Brand Trust & Provenance
Your URIs reflect your brand and provide an indication of trust for consumers of documents and data. Geonames is an open linked geographic dataset. It draws upon a variety of data sourced from data providers around the world. Geonames
is now becoming more widely adopted as organizations look for sources of strong identifiers for geographic locations (BBC
). This causes problems for well trusted data providers like the Ordnance Survey
. OS data is used extensively within Geonames but it is impossible to tell which has come from OS, which has been added from another source. OS URIs exposed in the Geonames dataset would have provided a level of confidence in the subset of the Geonames data (an indication of provenance). Unfortunately OS have been relatively slow to provide these, so at best will have to be retrofitted back into Geonames which will be a cost to Geonames it is unlikely to want to incur.
Relevance & Value
The more URIs are used the more valuable they become. Companies House records all the registered companies in the UK. Accessing this data has in the past been a laborious and expensive process. By scraping Companies House data and combining it with similar data sources, OpenCorporates now provides a URI for every UK company (along with URIs for companies in many other jurisdictions as well). As a result, OpenCorporates
has rapidly becoming the data hub for corporate information on the web and is in many respects more relevant than Companies House for identifying UK companies on the web. For example a number of local councils include OpenCorporates URIs in their published spending data. Companies House has announced they intend to publish URIs for companies, which seems possibly a vain attempt to displace OpenCorporates and regain its position as the central hub for corporate information.
Integration & Reach
Lowering the barrier to integration makes it more likely that a particular data service will be used or bought. MusicBrainz
is an IMDB for Music and the standard offering is a free service that provides URIs. Because MusicBrainz provide URIs it becomes increasingly cost effective for its users, such as the BBC, to integrate new product features such as the LastFM
service and Guardian music reviews
through the common use of URIs.

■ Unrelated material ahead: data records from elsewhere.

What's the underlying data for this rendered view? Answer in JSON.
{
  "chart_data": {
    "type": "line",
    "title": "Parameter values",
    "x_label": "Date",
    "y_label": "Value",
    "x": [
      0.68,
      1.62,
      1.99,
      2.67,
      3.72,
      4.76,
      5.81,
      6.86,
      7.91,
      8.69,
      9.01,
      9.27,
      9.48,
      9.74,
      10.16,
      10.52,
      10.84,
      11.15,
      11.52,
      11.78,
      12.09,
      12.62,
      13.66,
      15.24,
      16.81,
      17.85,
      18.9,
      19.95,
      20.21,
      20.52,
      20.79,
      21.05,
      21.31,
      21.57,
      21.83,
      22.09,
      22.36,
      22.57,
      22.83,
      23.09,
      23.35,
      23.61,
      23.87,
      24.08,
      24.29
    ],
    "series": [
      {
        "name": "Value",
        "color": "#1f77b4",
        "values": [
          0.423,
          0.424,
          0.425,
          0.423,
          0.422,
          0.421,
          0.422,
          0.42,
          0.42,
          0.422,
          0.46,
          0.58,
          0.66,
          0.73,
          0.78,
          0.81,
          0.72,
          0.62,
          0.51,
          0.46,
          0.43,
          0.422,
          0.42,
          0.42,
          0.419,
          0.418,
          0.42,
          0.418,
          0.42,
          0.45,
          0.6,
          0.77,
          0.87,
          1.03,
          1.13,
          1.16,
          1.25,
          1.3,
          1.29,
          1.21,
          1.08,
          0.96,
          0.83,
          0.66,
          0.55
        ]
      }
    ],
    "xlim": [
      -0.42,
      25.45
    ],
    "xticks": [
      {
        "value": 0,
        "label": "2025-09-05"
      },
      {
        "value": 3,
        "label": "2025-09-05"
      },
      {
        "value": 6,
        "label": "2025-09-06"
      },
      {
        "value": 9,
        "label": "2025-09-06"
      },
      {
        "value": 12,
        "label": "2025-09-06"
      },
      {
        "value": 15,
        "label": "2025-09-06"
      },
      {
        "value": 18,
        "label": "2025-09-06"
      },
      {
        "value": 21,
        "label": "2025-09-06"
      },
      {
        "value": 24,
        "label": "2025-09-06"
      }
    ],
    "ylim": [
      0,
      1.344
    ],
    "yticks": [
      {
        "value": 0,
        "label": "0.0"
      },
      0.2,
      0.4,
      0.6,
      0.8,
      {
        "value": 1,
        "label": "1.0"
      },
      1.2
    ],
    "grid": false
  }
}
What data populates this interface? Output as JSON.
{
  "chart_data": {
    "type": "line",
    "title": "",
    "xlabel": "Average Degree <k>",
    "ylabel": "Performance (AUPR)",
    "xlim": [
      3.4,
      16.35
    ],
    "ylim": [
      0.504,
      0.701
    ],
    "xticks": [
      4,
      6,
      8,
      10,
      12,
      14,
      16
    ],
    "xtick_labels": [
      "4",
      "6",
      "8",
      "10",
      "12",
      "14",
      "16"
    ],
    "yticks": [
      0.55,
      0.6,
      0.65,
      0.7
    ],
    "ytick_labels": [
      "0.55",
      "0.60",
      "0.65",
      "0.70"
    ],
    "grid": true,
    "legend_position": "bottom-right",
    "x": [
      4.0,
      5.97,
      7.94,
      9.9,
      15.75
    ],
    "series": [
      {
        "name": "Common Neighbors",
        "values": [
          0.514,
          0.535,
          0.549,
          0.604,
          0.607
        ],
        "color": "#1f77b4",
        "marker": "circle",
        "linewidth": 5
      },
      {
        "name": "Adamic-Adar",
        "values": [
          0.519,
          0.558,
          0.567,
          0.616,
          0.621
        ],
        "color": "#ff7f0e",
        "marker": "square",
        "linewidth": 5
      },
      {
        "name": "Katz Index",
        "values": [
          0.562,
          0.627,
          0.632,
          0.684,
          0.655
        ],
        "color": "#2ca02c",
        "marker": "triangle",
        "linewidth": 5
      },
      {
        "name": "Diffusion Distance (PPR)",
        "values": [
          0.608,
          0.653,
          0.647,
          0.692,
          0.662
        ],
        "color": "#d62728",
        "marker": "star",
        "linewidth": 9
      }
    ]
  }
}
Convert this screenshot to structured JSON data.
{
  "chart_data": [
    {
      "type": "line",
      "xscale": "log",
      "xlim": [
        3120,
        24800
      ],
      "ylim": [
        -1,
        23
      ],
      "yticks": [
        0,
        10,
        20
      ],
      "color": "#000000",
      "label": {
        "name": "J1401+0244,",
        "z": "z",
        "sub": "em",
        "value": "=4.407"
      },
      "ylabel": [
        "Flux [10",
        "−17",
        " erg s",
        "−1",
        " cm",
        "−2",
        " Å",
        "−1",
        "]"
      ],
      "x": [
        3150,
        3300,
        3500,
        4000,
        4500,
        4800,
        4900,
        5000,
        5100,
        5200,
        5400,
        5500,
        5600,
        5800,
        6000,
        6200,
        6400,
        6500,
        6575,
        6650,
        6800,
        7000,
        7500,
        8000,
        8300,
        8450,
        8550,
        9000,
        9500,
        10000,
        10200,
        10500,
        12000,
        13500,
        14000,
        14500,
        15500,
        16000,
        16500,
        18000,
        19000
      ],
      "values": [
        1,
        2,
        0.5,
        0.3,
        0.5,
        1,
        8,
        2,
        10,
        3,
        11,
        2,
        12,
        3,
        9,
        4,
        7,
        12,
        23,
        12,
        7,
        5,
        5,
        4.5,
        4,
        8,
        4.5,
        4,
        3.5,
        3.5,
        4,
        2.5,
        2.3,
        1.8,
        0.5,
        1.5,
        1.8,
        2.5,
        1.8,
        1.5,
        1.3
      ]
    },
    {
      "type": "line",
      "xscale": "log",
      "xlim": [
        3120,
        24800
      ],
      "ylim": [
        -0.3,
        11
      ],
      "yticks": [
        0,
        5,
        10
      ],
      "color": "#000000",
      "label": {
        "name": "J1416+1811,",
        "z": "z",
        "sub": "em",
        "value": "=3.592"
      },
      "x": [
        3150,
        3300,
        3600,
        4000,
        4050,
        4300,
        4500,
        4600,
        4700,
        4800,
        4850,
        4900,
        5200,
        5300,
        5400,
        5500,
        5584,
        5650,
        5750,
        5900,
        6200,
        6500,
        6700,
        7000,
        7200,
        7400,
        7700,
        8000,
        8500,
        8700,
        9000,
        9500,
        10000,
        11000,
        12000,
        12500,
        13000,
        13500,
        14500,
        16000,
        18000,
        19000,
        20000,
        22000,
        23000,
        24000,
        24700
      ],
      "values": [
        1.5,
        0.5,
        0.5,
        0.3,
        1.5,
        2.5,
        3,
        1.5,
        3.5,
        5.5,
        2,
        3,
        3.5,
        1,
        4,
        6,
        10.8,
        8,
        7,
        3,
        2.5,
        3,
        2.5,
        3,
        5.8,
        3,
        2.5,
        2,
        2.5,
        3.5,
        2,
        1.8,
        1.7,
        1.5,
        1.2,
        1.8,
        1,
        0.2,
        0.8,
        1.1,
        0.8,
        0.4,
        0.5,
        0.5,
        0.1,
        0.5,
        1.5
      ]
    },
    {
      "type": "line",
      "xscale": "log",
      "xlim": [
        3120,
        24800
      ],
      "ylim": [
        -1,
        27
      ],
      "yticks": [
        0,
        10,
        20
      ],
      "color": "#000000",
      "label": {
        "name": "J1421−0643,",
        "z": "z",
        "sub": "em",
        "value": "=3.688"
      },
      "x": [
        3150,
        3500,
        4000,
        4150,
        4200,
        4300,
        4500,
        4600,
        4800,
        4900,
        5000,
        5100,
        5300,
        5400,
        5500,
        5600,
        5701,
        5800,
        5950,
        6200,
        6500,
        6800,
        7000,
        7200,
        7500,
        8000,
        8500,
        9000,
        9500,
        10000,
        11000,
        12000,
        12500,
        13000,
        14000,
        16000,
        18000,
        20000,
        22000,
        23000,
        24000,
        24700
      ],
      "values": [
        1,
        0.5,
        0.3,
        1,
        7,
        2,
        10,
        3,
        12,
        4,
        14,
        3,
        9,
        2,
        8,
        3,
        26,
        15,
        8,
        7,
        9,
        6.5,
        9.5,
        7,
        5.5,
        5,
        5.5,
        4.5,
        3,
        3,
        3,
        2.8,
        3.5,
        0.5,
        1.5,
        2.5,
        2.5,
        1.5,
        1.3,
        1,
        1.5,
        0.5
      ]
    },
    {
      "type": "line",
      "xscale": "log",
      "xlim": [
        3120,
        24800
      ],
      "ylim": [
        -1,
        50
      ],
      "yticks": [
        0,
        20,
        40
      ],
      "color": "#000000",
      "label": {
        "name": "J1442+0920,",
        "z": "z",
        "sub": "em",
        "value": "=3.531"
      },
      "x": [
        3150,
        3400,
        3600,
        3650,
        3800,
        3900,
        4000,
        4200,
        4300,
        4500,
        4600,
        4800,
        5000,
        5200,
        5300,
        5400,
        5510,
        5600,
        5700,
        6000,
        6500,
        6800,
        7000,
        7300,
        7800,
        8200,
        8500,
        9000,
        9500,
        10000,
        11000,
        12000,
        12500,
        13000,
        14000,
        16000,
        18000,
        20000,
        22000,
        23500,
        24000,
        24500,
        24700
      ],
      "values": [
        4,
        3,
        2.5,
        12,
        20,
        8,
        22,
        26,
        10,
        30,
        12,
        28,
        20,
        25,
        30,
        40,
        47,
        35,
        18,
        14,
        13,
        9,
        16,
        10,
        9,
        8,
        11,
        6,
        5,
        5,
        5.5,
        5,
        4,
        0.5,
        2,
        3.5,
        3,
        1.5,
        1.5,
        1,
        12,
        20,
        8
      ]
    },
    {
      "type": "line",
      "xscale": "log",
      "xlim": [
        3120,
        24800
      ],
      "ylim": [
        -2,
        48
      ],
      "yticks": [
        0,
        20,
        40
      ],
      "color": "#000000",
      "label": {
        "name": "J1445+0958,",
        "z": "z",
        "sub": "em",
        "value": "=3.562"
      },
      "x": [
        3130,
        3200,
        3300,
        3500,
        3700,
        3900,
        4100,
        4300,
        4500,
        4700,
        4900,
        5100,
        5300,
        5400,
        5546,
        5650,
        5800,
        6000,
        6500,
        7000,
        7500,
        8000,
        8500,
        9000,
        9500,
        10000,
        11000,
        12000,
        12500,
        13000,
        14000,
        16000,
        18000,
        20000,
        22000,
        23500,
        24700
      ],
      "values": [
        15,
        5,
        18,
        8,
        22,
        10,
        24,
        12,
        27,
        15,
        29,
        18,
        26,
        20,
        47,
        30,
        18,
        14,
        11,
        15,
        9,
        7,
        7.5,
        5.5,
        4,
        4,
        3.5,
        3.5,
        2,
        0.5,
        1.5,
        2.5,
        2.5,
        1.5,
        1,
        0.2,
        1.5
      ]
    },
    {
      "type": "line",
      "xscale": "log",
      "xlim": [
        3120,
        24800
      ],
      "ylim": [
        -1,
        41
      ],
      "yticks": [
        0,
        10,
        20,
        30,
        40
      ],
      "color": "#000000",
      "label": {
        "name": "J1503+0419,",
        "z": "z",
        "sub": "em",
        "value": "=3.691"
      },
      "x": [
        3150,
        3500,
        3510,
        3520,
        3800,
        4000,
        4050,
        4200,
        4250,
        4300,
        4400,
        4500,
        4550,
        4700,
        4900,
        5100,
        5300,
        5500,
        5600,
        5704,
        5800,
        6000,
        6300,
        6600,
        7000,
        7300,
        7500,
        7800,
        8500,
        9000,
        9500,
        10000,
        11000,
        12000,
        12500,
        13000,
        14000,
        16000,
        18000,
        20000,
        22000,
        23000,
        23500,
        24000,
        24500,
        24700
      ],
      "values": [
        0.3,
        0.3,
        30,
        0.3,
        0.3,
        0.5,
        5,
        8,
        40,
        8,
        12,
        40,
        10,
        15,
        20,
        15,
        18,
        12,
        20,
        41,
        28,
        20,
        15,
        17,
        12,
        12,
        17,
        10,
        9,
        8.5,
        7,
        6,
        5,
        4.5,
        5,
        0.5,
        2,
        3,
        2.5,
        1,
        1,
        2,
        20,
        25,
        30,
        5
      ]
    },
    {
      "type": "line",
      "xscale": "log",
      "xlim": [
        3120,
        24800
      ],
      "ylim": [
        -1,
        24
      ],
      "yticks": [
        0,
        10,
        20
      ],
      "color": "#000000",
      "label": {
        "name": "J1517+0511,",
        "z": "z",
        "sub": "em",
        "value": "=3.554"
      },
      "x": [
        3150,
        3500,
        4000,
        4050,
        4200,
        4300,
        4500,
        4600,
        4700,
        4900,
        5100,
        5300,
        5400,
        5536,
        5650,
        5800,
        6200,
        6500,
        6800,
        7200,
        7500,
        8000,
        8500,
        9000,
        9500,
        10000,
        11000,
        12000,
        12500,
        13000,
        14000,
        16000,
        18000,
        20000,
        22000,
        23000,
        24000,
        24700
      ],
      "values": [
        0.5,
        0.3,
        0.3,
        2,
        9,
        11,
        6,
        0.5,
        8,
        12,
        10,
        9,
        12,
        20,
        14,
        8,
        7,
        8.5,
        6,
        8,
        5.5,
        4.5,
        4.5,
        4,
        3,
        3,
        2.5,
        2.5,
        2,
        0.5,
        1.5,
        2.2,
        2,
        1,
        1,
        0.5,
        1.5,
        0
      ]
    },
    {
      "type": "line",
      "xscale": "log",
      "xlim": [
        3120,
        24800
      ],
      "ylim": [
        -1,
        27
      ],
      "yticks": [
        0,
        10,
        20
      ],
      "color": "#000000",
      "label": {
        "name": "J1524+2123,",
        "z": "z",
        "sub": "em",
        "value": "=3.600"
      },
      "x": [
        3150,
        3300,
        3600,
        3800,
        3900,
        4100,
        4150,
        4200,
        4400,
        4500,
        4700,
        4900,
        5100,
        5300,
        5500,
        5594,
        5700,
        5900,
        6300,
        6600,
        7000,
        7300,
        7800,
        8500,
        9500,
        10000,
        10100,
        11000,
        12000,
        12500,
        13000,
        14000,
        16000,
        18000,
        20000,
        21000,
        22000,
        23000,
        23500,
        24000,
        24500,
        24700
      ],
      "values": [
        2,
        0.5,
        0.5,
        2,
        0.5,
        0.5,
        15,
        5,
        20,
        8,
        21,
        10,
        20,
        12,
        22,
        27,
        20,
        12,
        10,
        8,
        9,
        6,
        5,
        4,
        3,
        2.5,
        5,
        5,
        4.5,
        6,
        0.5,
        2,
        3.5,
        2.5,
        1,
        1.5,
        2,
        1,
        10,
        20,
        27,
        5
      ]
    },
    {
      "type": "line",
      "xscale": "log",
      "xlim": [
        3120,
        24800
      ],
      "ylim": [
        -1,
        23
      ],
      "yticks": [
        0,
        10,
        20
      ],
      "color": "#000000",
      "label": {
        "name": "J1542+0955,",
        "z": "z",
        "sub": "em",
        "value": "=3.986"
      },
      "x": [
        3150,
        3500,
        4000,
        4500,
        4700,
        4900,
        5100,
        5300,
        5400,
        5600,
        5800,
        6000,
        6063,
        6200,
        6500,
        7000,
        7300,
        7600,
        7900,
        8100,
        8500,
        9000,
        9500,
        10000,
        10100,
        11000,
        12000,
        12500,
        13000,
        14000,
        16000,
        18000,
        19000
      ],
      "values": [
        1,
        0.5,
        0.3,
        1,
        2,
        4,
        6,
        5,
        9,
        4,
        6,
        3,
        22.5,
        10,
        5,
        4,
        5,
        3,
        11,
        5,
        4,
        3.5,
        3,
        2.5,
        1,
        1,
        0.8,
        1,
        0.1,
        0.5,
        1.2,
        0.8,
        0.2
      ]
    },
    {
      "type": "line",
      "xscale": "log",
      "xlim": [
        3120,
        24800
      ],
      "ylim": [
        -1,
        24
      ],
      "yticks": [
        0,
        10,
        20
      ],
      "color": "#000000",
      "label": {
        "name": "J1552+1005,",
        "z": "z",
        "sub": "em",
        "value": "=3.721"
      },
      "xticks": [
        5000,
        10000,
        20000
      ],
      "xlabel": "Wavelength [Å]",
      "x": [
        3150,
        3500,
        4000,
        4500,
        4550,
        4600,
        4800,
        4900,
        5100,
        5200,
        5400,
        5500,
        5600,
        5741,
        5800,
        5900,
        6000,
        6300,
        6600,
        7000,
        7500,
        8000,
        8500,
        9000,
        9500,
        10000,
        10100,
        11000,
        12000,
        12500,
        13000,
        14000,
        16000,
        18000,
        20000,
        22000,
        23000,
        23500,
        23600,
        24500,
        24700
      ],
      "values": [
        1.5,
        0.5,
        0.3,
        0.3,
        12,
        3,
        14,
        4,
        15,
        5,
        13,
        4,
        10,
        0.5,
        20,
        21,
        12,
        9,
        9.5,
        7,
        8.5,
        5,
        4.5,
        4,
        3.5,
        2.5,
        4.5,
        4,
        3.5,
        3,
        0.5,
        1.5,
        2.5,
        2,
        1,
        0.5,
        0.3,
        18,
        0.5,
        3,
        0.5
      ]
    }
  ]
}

In addition the BBC pays to subscribe to the MusicBrainz premiere data service as it is now dependent on MusicBrainz identifiers and data.
Some Technical Considerations
Instance data URIs should be designed with only the very minimum amount of information embedded in the URI as required in order that they :
encapsulate the primary key (or possibly an alternate key) of the business domain
can be logically separated into API endpoints sufficient to aptly meet the requirements of your use cases.
can be routed within your physical architecture to the correct destination (the physical data silo)
One does not want verbose semantics embedded in linked data URIs as developers and consumers must not and should not be encouraged to infer semantic information from the URI. The URI is just an Identifier that must fulfil the 3 conditions described above.
The semantics are delivered through the underlying data referenced by the URI. Over time if the semantics of the underlying resource change you may end up with a URI that does not reflect the resource it refers to if the URI has been minted with embedded information.
While the single requirement for a data instance URI is simply that it encapsulates the primary key (or possibly an alternate key) of the business domain. It is in essense a data modeling unique identifier in URI format. Adding anything else e.g. to ensure that an HTTP request can be correctly routed within your physical architecture is at best an informed deployment compromise and possibly even an anti-pattern: as it creates an unintentional coupling of physical and logical architecture that is going to cause headaches further down the road when the physical architecture changes? Unless absolutely unavoidable, the physical architecture ideally should be adapted to work with your URIs rather than the other way round.